Минутой позже она услышала, как в двери поворачивается ключ. Уильям сказал «Merci beaucoup»[52], и дверь открылась.

– Что происходит? – спросил он, закрывая за собой дверь. – Вы говорили, что устали, но до сих пор не спите. Вы даже не переодевались. – Его голос звучал сухо и отрывисто. – Мы с Оливером зашли в ресторан возле вокзала. Он стал расспрашивать меня: «Что случилось с Альвой? Она не заболела? Может быть, стоит послать за врачом?» Он очень о вас беспокоится.

– Уже поздно. Мы можем поговорить об этом утром.

– Вы с ним постоянно общаетесь, – продолжил Уильям, не слушая. – Что вы обсуждаете? До лошадей вам дела нет…

– Почему же, я люблю ездить верхом, – возразила Альва, увидев возможность уйти от беспокоящей ее темы. Неужели муж решил, что ее странное поведение связано с Оливером, и снова приревновал?

– Ездить верхом – может быть, но не разводить коней и не участвовать в скачках, – а со мной он говорит исключительно об этом. Так о чем же вы ведете беседы?

– Я уже сказала вам – о лошадях.

– Альва.

– О конюшнях Белмонтов, – продолжила она беззаботно. Она не станет играть в его игры. – Августу никак не удается вывести фаворита. Они думают попробовать кормить кобыл разным кормом.

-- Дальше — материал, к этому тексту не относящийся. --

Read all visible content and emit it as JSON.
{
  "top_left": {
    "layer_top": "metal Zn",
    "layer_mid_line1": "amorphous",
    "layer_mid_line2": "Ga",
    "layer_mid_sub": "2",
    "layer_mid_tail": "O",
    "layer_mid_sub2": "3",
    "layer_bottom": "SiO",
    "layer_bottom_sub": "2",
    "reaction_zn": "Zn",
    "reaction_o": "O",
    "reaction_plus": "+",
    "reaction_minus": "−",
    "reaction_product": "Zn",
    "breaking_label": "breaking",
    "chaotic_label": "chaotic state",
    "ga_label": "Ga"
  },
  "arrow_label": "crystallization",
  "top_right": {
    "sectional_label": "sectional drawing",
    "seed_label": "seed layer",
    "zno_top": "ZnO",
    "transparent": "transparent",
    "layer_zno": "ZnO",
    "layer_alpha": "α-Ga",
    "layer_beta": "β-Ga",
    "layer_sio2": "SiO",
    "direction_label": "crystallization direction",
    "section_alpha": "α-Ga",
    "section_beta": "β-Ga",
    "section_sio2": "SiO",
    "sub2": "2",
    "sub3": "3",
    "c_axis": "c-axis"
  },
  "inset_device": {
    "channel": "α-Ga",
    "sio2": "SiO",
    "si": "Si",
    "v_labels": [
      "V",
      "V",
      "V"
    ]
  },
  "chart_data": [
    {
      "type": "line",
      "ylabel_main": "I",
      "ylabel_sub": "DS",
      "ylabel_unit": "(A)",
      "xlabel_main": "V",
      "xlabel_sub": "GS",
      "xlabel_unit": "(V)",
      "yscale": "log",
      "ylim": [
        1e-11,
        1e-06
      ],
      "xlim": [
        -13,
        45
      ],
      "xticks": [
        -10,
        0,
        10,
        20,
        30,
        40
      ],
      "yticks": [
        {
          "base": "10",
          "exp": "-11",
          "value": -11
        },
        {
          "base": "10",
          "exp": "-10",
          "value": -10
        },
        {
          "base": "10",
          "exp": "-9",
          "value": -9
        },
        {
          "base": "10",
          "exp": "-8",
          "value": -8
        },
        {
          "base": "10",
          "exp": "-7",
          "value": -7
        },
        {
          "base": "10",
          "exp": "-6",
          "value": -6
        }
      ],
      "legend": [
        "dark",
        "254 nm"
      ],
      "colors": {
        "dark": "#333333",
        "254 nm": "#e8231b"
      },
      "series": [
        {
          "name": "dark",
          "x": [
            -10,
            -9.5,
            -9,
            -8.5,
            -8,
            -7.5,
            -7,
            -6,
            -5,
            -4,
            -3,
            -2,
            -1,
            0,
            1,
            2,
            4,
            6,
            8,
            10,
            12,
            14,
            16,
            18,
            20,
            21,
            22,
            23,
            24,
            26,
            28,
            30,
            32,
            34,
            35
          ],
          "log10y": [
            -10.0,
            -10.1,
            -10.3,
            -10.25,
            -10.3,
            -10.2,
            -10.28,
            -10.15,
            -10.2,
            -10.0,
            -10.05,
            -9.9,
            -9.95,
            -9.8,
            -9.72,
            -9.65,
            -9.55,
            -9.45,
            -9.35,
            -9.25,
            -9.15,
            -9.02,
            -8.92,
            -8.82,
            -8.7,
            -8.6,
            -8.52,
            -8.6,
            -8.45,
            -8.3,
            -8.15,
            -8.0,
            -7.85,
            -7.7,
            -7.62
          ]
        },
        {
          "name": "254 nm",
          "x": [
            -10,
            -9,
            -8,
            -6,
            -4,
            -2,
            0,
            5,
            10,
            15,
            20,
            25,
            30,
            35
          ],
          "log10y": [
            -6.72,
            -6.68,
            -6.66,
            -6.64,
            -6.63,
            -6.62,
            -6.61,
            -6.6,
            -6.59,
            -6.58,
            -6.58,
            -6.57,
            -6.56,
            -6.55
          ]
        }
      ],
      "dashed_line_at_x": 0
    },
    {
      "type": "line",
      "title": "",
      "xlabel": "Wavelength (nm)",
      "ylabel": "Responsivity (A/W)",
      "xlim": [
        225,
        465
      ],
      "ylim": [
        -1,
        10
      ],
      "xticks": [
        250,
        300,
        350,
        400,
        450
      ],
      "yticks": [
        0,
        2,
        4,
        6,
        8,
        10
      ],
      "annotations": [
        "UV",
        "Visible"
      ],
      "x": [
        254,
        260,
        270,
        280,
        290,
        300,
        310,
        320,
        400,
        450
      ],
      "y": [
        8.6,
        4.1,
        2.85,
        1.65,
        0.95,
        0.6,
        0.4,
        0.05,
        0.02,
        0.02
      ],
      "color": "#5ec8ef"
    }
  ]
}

– И вы думаете, я в это поверю?

– Хорошо, я признаюсь – это не все. Мы также обсуждаем архитектуру, строительные материалы и предметы интерьера, государственную денежную политику, а также смогут ли они с Перри когда-нибудь достичь согласия во взглядах на прогрессивизм – Перри такой ретроград. Еще мы говорим о детях.

– А обо мне?

– О вас?

– Он говорит что-нибудь обо мне? Например, о том, что я провожу время с другими женщинами?

Интересный поворот.

– С чего бы ему это делать? – спросила Альва.

– Потому что Оливер влюблен в вас, хотя и не признается. Очернив меня, он мог бы завоевать ваше расположение. Он может наговорить обо мне всякое – и чем ужаснее, тем лучше для него.

– Оливер Белмонт в меня не влюблен… – Внезапно Альва кое-что поняла или решила, что поняла. – Погодите-ка… Оливер знает?

Выходит, в тот день на яхте Оливер имел в виду измену Уильяма. Услышав ее слова о том, что можно закрыть глаза на проблему, он решил – она знает об интрижке мужа и только притворяется, что ничего не происходит – так делают многие жены, попавшие в подобную ситуацию. А она-то думала, он намекал на ее собственные переживания.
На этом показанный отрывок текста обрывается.